The Ravens trailed 1-0 with just six minutes remaining when Alex Ivanov set up Turker with the tying goal. Then, with two minutes remaining in the second overtime, the same two combined for the game-winner when Ivanov was taken down in the box and Turker converted the penalty kick for a history-making golden goal.

“Cade (Maglione) scored an incredible goal for them, and Bora hit the post and you start thinking ‘Man it’s not gonna happen,’” Fisher said. “So you just gotta push and think ‘No, it is gonna happen because it’s supposed to happen.’”

Venturing further than any Ravens team before it, Robbinsville met South Jersey III champ Cherry Hill West in the state semifinals. Will Schreyer converted from Smith to make it 1-0. After CHW tied it, Alex Ivanov set up twin brother Adrian, who snapped the tie with 9:03 remaining.  Rijwhani came up with seven saves.

“They made it tough to create quality chances to score,” Fisher said. “We got up 1-0 and started feeling good. I felt like we kind of started to play worse when we got a lead. We started playing 100 miles per hour when we didn’t need to. We gave up the equalizer and it kind of woke us back up and we started playing again.”

All that remained was the memorable final, which began with a police escort out of town on the way to the game, and a fire engine escort back into town as they returned with the championship plaque.

It was a great feeling bringing it back to Robbinsville,” Smith said. “Robbinsville isn't always producing state winners and great sports teams, so it means a lot to the community when it happens. That's what makes this title so much better.”

The all-star defender felt the team got great support from the other athletic programs in the school, just as the soccer team supported those programs as well.

“When the time came for us to play for a state title, every program was there to support us,” he said. “The support we received helped propel and motivate us forward in tough games. It meant a lot when people from the community that weren’t affiliated with the soccer team made 40-minute drives to see us play.”

Fisher also lauded the backing his team received from within the school and beyond.

It was neat,” he said. “The community was amazing with the sendoff they gave us before we went to the final. The crowd was amazing, our Flock (the Raven student body cheering section) really showed up all year. There were a lot of exciting games. So the kids were really into it.

Along with those already mentioned, other key players in the championship drive were Daniel Silva and Giacaomo Bottoni at midfield and Nolan O’Grady and Will Schreyer in the back. Stefano Muscera helped keep the team afloat in Turka’s absence until a back injury ended his season after a month.

It was a team that Fisher felt could do some good things this year “because, the last two senior groups have done a really good job building a culture for us. We were kind of close to breaking through, we were over .500 those years. This year we had a lot of guys coming back with experience who’d been through it. I definitely felt we had a shot to do something special, especially with the offensive  guys we had.”
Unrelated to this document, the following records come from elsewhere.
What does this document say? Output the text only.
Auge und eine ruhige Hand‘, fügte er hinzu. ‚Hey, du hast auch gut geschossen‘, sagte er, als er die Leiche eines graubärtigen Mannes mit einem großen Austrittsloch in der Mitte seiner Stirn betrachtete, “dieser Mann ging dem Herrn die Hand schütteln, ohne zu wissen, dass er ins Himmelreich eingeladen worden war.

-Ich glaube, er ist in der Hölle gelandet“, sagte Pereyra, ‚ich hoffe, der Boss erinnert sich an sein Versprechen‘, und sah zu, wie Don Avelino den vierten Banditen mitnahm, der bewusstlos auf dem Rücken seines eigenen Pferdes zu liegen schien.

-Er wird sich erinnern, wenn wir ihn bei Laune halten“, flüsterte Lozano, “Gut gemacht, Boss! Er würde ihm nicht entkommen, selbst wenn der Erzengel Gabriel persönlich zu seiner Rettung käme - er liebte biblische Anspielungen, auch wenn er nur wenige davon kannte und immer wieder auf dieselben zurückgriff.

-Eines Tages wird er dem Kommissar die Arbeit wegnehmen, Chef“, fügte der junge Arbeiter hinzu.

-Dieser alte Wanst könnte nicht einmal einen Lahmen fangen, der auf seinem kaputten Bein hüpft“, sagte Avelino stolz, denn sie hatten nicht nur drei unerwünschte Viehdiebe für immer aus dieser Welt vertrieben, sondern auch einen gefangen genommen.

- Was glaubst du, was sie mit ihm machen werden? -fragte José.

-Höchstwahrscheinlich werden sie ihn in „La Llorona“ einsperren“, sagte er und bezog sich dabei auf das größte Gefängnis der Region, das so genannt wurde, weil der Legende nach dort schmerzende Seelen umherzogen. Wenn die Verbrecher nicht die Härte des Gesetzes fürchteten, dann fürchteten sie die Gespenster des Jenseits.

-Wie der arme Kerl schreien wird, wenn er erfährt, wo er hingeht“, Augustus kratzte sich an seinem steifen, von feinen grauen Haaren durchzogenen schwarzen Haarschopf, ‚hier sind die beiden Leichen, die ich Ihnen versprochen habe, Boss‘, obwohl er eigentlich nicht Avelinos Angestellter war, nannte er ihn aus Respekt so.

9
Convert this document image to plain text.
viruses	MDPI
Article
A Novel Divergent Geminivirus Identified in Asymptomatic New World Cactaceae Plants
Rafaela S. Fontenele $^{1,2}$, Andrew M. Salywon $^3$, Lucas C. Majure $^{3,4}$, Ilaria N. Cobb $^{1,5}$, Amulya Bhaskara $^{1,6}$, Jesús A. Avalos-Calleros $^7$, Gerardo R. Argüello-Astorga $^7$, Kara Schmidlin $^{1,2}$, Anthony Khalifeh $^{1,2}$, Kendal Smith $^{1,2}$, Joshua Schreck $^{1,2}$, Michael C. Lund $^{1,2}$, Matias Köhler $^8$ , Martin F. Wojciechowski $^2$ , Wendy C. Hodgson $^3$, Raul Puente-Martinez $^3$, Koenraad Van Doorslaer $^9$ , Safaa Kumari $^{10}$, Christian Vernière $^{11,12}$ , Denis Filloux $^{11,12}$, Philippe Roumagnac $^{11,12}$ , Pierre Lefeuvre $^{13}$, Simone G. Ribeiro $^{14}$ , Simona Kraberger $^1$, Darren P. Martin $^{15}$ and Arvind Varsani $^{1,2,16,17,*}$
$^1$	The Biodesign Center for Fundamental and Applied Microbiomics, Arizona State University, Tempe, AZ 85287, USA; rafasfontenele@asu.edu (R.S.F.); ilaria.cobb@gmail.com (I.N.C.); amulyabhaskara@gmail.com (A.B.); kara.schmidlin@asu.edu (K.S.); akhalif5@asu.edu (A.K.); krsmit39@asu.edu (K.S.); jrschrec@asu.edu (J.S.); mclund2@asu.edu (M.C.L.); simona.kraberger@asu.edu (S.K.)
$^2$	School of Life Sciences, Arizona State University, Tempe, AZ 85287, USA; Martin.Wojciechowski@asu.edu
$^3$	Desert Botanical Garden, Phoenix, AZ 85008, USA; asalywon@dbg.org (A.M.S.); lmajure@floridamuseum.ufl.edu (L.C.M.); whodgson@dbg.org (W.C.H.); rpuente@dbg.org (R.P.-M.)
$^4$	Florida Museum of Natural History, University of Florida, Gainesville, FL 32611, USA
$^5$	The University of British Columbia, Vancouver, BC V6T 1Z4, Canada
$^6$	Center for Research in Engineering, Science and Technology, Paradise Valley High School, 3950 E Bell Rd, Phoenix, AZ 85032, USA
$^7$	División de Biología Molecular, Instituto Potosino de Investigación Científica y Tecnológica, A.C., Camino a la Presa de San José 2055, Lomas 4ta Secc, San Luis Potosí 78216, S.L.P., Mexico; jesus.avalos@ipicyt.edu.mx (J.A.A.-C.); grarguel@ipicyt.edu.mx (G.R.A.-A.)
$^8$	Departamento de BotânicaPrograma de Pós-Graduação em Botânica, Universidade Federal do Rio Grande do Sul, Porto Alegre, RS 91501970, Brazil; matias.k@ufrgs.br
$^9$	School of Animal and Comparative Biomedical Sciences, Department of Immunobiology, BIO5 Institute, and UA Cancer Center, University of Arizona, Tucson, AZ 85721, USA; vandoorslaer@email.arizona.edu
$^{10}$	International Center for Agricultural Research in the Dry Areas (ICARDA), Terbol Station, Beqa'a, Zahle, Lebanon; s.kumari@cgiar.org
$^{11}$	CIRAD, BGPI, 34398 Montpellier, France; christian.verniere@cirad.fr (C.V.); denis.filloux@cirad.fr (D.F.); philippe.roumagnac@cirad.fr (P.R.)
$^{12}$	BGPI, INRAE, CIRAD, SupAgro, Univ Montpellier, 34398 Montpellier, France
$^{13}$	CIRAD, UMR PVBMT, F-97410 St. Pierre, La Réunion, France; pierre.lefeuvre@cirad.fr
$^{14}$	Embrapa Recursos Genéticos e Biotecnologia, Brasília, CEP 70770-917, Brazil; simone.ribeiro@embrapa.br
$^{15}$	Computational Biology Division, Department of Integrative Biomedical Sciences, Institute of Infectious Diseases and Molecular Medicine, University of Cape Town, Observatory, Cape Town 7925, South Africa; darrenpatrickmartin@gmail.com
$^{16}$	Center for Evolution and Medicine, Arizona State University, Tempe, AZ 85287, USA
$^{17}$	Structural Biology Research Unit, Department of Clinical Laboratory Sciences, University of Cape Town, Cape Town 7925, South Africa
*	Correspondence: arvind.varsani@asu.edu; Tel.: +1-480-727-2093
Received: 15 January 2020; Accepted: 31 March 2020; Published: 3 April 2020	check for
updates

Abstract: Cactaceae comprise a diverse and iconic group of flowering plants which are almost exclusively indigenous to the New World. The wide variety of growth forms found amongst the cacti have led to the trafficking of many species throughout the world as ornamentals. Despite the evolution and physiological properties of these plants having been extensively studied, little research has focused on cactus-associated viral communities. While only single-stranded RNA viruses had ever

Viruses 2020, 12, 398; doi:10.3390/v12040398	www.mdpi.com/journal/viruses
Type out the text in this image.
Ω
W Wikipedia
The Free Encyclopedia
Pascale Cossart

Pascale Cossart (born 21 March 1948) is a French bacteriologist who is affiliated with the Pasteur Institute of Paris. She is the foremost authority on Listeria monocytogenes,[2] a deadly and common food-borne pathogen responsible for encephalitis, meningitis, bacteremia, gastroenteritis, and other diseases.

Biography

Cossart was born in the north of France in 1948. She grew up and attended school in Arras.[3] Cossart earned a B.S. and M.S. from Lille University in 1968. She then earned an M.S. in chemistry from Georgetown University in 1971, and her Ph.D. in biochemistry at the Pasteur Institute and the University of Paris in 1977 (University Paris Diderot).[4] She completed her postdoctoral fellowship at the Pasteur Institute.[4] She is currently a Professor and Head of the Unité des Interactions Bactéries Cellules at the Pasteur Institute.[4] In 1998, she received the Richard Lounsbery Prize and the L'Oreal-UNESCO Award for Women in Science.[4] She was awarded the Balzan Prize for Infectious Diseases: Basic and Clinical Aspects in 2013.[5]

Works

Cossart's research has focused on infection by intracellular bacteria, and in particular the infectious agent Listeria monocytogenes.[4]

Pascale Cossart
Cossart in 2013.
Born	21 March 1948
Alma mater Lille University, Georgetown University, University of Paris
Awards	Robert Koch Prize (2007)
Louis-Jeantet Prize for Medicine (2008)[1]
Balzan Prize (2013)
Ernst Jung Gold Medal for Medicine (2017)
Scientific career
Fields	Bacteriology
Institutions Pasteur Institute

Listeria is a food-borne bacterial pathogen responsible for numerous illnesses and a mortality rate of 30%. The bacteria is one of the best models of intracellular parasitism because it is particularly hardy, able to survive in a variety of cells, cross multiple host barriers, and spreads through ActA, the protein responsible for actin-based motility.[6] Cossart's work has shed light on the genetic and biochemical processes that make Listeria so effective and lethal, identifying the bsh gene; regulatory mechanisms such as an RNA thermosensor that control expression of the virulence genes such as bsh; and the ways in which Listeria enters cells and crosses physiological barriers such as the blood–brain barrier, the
The really good news is seven starters return next year, including most of the Ravens goal scorers. But for now, it is time to savor the taste of a championship as an appetizer to Thanksgiving turkey.  

Fisher, in his ninth year, called it “extremely satisfying” after all the work he and his staff put in over nine years.

As for the players?

“It’s a huge deal to me personally,” Smith said two days after the game. “I've been watching the replay of our penalty kicks and celebration over and over again. On a program level, this speaks volumes to the work past generations have done to put us in this spot as well as the resilience and togetherness that this team has.

“Winning a state championship will be something that will keep us together throughout our years. We all wanted to leave our marks on the program before we left the team.”

Mission accomplished. In the biggest way possible.